Reconsidérations du portrait à partir du XIII e siècle

Dominic Olariu

« Ce livre est le fruit d’un projet ambitieux visant à replacer l’émergence du portrait européen dans le contexte large d’une évolution où parmi d’autres facteurs les rites funéraires et les masques mortuaires jouent un rôle déterminant. « L’archéologie de la ressemblance » est ainsi la formule que l’auteur propose pour renouveler notre connaissance des débuts du portrait au XIIIe siècle, c’est-à-dire bien avant l’apogée du portrait individuel à la Renaissance.
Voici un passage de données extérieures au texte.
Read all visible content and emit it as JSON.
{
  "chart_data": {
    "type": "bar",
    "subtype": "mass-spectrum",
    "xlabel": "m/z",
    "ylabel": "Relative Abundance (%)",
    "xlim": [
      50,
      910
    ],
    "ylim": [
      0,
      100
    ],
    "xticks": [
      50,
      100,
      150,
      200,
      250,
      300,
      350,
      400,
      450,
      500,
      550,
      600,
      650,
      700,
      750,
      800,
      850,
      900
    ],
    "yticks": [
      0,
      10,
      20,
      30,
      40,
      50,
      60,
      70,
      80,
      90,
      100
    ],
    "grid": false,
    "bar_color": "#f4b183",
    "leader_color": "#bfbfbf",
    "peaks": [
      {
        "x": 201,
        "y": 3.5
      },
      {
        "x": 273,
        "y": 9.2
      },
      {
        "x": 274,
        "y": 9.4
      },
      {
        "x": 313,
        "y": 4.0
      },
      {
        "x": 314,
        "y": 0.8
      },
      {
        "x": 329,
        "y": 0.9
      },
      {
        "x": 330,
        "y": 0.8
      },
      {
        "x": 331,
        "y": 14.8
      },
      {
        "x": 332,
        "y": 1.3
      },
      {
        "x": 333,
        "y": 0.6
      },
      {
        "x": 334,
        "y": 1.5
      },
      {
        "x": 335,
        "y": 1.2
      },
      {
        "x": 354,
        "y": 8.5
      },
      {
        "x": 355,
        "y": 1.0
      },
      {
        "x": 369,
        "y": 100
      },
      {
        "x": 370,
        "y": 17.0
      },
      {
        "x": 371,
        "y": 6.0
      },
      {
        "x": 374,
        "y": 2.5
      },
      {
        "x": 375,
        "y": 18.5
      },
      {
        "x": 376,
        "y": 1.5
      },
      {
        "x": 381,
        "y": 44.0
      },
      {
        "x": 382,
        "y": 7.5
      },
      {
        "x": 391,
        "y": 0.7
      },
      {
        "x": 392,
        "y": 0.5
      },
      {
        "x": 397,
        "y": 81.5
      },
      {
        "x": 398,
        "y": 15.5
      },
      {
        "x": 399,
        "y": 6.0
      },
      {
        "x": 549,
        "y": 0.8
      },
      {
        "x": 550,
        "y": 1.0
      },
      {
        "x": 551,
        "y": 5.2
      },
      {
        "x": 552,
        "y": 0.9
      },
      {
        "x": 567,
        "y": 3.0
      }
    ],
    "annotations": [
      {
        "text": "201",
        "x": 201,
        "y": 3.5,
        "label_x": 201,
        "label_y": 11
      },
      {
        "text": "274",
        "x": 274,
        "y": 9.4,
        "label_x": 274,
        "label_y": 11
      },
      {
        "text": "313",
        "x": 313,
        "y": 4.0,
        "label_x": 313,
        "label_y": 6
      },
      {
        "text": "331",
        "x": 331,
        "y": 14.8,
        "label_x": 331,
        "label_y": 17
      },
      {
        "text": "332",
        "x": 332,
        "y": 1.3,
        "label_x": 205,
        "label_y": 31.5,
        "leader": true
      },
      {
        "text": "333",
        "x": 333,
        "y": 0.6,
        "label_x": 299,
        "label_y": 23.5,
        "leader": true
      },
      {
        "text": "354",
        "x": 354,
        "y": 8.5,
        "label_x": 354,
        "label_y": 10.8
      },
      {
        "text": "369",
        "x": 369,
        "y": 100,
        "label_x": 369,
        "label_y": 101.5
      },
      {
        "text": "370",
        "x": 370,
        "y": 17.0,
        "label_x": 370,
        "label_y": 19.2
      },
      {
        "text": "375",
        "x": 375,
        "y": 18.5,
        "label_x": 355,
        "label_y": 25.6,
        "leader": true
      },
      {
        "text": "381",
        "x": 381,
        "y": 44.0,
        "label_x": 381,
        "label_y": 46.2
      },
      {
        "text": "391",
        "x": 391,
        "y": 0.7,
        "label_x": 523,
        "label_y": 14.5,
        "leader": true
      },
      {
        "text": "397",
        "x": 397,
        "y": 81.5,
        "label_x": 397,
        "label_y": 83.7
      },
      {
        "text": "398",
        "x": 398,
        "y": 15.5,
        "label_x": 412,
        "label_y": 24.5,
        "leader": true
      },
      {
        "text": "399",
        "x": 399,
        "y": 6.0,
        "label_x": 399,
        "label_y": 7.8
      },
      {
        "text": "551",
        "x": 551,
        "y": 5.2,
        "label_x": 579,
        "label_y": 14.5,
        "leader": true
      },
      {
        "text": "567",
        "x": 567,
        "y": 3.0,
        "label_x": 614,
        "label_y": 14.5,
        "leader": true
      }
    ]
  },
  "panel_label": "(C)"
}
Par une transgression audacieuse des frontières du champ disciplinaire, l’enquête jette un éclairage inattendu sur l’environnement culturel qui favorisa l’apparition de ce genre visuel si caractéristique du continent européen. Le recours à la méthode étymologique enrichit tout particulièrement l’investigation en éclairant d’un jour nouveau les causes profondes de cette représentation figurée. Sur un sujet où tout déjà semblait avoir été dit, un arrière-plan aux multiples facettes se trouve ici mis au jour, qui d’une manière exemplaire révèle la complexité des facteurs intervenant dans l’histoire de la représentation figurée. » (Hans Belting)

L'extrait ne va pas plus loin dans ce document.